The Standish view was published in its October Global Macro Views, which also is projecting economic growth to accelerate in the U.S. and most international markets in 2014, with China and Japan being the notable exceptions.
"Political dysfunction in the United States is temporarily diverting attention away from improving economic data," said Thomas Higgins, chief economist for Standish and one of the authors of the report.
In the U.S., Standish expects real gross domestic product (GDP) to rebound to 2.5 percent in the 2013 fourth quarter, which would bring GDP growth up to 2.0 percent for the full year. For 2014, Standish is forecasting GDP growth of 2.3 percent. Considering this outlook, Standish said that it expects the Federal Reserve to begin tapering in December or early next year, assuming the battle over the debt ceiling is resolved.
The global economy is expected to expand 3.0 percent in 2013 and then accelerate to 3.4 percent growth in 2014, the report said.
"We are beginning to see tentative signs that the pickup in euro area growth is having a positive knock-on effect in Eastern Europe, and we expect economic activity to accelerate in Latin America due to stronger global demand next year," Higgins said.
In the euro area, Standish is looking for 1.0 percent growth in GDP in 2014, as the region continues to dig out of the recession, which lasted for six quarters before the economy began growing in the second quarter of 2013. In the United Kingdom, real GDP is expected to climb from 1.0 percent in 2013 to 1.5 percent in 2014.
China in the 2013 third quarter appeared to have successfully balanced growth and inflation, Standish said.

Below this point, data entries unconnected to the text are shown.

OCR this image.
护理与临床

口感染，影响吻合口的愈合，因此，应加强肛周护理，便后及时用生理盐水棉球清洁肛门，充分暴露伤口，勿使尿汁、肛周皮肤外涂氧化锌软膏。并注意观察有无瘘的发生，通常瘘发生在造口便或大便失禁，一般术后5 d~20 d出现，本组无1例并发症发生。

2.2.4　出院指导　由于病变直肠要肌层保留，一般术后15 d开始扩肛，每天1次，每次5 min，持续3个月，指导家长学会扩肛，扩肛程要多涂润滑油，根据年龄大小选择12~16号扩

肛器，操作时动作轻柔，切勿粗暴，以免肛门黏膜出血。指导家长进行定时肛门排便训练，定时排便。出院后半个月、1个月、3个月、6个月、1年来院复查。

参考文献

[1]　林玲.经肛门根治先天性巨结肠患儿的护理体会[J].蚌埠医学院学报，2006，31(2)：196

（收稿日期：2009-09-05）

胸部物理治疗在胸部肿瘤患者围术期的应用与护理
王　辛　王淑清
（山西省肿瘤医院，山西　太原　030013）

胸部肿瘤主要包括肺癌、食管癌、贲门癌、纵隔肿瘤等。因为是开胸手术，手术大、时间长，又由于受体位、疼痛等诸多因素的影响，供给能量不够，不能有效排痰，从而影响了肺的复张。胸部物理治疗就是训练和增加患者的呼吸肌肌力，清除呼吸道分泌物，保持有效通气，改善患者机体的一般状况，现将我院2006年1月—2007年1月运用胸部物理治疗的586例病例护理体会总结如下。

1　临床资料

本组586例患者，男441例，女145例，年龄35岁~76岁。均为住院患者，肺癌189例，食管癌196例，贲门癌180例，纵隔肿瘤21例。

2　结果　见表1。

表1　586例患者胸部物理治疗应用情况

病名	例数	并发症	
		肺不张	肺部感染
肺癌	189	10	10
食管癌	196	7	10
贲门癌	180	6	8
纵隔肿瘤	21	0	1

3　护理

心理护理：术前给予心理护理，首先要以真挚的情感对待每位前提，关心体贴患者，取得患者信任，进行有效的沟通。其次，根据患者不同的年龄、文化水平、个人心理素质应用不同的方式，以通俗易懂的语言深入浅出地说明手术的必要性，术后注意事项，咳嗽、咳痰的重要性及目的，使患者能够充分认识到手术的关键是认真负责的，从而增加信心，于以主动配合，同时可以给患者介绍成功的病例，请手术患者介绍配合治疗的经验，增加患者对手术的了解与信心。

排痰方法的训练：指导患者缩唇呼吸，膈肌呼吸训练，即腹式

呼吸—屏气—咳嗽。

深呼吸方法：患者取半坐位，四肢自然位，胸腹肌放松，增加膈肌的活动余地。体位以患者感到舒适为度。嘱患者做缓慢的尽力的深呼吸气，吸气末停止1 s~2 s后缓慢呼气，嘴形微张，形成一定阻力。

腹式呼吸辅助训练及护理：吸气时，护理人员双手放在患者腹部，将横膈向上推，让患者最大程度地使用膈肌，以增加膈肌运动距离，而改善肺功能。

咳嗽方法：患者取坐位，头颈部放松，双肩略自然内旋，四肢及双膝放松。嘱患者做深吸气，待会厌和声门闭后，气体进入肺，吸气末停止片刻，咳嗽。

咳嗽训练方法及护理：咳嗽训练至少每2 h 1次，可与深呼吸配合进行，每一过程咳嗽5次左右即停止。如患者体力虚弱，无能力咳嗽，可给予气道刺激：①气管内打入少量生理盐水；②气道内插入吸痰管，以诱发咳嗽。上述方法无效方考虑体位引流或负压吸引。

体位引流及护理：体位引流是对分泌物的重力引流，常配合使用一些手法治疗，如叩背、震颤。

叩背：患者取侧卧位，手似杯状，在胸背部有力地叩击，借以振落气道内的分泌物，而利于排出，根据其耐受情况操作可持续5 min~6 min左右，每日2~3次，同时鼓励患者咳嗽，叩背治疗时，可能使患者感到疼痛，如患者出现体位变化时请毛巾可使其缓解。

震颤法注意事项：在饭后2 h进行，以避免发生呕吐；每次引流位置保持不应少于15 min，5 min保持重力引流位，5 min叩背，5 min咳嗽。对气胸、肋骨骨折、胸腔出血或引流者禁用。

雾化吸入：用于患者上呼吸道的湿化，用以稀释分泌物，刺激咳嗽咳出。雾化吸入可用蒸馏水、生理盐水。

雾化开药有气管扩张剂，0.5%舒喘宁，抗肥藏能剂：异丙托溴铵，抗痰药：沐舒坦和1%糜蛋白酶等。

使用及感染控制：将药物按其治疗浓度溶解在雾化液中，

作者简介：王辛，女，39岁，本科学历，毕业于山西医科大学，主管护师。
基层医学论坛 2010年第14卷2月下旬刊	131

Standish raised its projection for China's 2013 GDP growth from 7.2 percent to 7.5 percent. However, the October report notes, "We are worried about downside risk to our seven percent (GDP) growth forecast in 2014, particularly if there is slow progress on rebalancing the economy away from investment and toward consumption."
For Japan, GDP growth could slow from 2.1 percent in 2013 to 1.8 percent in 2014, Standish said. However, the report notes, "Looking forward, we expect the Japanese economy to continue to expand as investment accelerates, private consumption remains strong ahead of the value-added tax hike scheduled for April of next year, and exports continue to grow."